It was caused by my patch fd9e63544c
([INET]: Omit double hash calculations in xxx_frag_intern) late 
in the 2.6.24 kernel, so this should probably be queued to -stable.

Signed-off-by: Pavel Emelyanov <xemul@openvz.org>
Signed-off-by: David S. Miller <davem@davemloft.net>
2008-06-27 20:06:08 -07:00
Li Zefan a0a61a604c CONNECTOR: add a proc entry to list connectors
I got a problem when I wanted to check if the kernel supports process
event connector, and It seems there's no way to do this check.

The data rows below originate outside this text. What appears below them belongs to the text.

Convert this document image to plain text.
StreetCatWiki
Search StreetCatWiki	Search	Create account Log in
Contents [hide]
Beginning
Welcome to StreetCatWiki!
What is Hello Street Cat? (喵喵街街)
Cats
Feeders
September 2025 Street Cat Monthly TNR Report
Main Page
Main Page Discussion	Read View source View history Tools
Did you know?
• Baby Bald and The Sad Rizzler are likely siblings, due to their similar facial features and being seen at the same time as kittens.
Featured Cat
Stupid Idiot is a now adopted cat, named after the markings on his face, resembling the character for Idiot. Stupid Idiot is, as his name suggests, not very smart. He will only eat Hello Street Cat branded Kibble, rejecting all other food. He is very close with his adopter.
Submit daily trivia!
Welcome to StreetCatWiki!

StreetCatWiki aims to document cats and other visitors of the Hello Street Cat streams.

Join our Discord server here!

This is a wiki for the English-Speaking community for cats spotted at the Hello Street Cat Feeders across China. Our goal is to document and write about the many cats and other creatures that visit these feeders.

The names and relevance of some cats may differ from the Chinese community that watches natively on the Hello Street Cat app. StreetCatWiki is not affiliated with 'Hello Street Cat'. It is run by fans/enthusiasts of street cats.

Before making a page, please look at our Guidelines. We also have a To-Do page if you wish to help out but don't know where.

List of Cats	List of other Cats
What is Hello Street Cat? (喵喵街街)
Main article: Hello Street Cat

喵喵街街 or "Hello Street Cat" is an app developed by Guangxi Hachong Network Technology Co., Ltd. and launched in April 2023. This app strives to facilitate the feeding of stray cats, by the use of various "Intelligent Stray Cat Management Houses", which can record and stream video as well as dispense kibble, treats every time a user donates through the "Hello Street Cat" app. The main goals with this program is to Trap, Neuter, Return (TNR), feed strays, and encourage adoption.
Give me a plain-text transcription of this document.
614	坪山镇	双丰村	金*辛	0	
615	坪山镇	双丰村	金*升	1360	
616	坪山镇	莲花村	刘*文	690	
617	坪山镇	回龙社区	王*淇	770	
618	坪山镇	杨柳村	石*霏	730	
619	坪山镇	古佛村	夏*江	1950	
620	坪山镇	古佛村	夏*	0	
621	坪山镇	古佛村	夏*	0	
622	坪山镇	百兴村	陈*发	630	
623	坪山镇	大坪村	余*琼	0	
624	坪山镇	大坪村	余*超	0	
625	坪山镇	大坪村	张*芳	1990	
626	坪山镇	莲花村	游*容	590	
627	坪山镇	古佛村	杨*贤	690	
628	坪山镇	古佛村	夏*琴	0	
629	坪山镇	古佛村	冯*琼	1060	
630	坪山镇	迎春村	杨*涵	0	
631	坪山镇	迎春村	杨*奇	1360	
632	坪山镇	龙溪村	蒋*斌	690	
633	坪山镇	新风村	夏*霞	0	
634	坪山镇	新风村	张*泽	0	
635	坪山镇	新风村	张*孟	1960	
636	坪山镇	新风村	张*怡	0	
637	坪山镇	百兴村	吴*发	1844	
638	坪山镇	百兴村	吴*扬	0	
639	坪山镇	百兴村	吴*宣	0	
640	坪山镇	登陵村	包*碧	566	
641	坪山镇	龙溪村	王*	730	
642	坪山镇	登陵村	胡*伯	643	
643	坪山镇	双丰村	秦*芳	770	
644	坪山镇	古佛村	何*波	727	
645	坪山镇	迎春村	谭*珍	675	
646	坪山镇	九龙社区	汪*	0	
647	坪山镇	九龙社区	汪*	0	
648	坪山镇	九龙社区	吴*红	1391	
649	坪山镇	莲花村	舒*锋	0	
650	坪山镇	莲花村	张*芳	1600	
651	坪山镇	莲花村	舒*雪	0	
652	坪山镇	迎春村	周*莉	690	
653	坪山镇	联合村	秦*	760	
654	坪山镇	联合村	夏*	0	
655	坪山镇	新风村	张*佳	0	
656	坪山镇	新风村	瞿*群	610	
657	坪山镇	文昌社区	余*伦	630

At best I can check if the kernel supports connector or not, by looking
into /proc/net/netlink, or maybe checking the return value of bind() to
see if it's ENOENT.

So it would be useful to add /proc/net/connector to list all supported
connectors:
 # cat /proc/net/connector
 Name            ID
 connector       4294967295:4294967295
 cn_proc         1:1
 w1              3:1

Changelog:
- fix memory leak: s/seq_release/single_release
- use spin_lock_bh instead of spin_lock_irqsave

Signed-off-by: Li Zefan <lizf@cn.fujitsu.com>
Acked-by: Evgeniy Polyakov <johnpol@2ka.mipt.ru>
Signed-off-by: David S. Miller <davem@davemloft.net>
2008-06-27 20:03:24 -07:00
Julius Volz 10b595aff1 netlink: Fix some doc comments in net/netlink/attr.c
Fix some doc comments to match function and attribute names in
net/netlink/attr.c.

Signed-off-by: Julius Volz <juliusv@google.com>
Signed-off-by: David S. Miller <davem@davemloft.net>
2008-06-27 20:02:14 -07:00
Stephen Hemminger 7be87351a1 tcp: /proc/net/tcp rto,ato values not scaled properly (v2)
I found another case where we are sending information to userspace
in the wrong HZ scale.  This should have been fixed back in 2.5 :-(

This means an ABI change but as it stands there is no way for an application
like ss to get the right value.

Signed-off-by: Stephen Hemminger <shemminger@vyatta.com>
Signed-off-by: David S. Miller <davem@davemloft.net>
2008-06-27 20:00:19 -07:00
Adrian Bunk c88e6f51c2 include/linux/netdevice.h: don't export MAX_HEADER to userspace
Due to the CONFIG_'s the value is anyway not correct in userspace.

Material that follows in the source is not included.